Sunday, December 10, 2006

Biofuels

Of course, this makes great sense!

North state getting on biodiesel road
Four large-scale plants expected to open next year
By Jim Downing - Bee Staff Writer
Published 12:00 am PST Sunday, December 10, 2006


In Rich Gillis' perfect world, every decent-sized city in Northern California would be converting its used cooking oil into clean-burning biodiesel. And he'd be the guy in charge.

The region's first four large-scale biodiesel plants -- including Gillis' 6,800 gallon-a-day setup here in Monterey County -- are set to go online in the next six months. By 2010, Gillis alone hopes to open nine more.

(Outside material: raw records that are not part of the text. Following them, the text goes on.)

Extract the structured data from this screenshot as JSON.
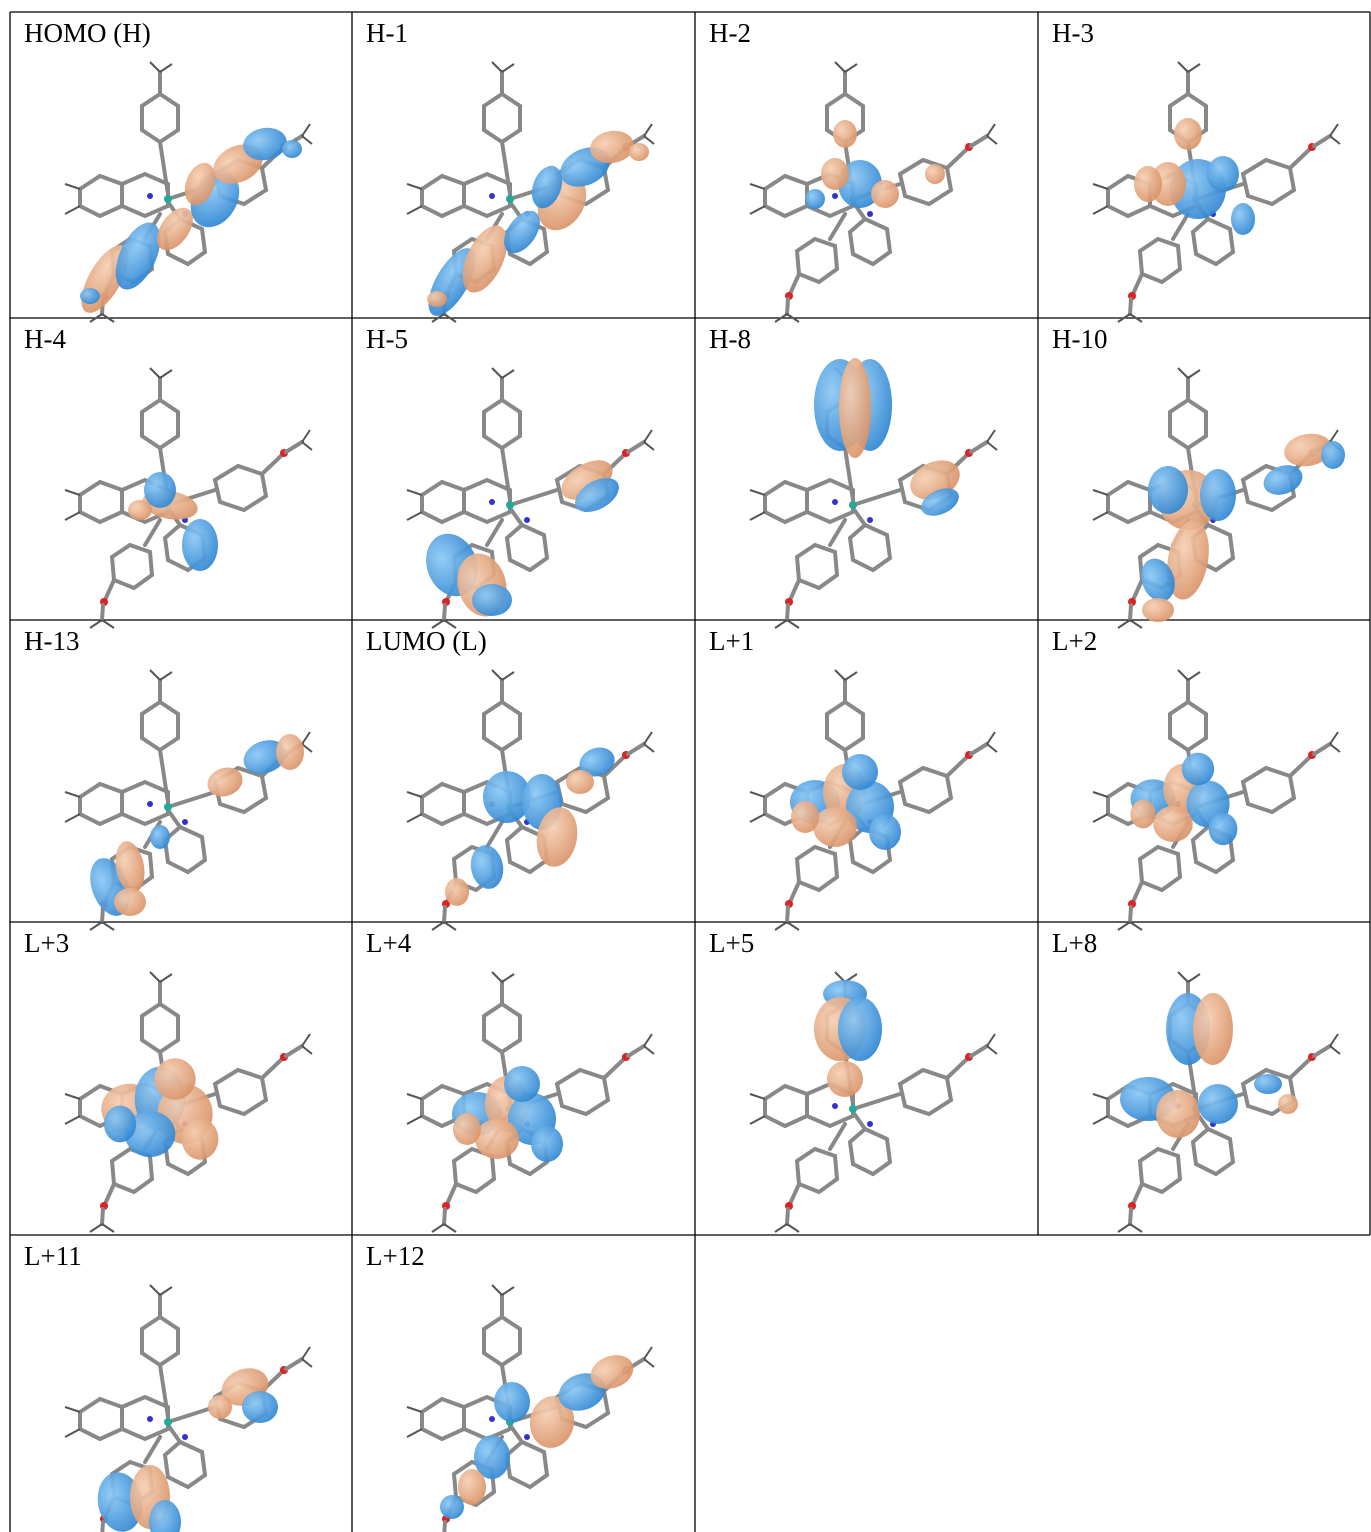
{
  "table": {
    "cells": [
      {
        "label": "HOMO (H)"
      },
      {
        "label": "H-1"
      },
      {
        "label": "H-2"
      },
      {
        "label": "H-3"
      },
      {
        "label": "H-4"
      },
      {
        "label": "H-5"
      },
      {
        "label": "H-8"
      },
      {
        "label": "H-10"
      },
      {
        "label": "H-13"
      },
      {
        "label": "LUMO (L)"
      },
      {
        "label": "L+1"
      },
      {
        "label": "L+2"
      },
      {
        "label": "L+3"
      },
      {
        "label": "L+4"
      },
      {
        "label": "L+5"
      },
      {
        "label": "L+8"
      },
      {
        "label": "L+11"
      },
      {
        "label": "L+12"
      }
    ]
  }
}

"There's no competition with this stuff yet because we don't have enough equipment to provide 10 percent of what the ... market is," he said, standing in the seed warehouse he's converting into a biodiesel refinery. Behind him, a crane scraped a steel tank the size of a cement mixer across the floor.

Biodiesel comes from fats: used french fry oil collected from restaurants, fresh-pressed soybean or canola oil, or even rendered animal fat. A simple chemical reaction yields a fuel that burns in any diesel engine. Burning biodiesel made from waste grease in place of petroleum diesel reduces by as much as 80 percent a vehicle's net emissions of carbon dioxide, the gas chiefly blamed for climate change.

High petroleum prices, concerns about global warming and new federal subsidies are driving a national rush to all sorts of biofuels. Central Valley dairies are building multimillion-dollar digesters to convert manure to methane. The Midwestern ethanol frenzy is gobbling so much grain that corn prices are up 75 percent this year.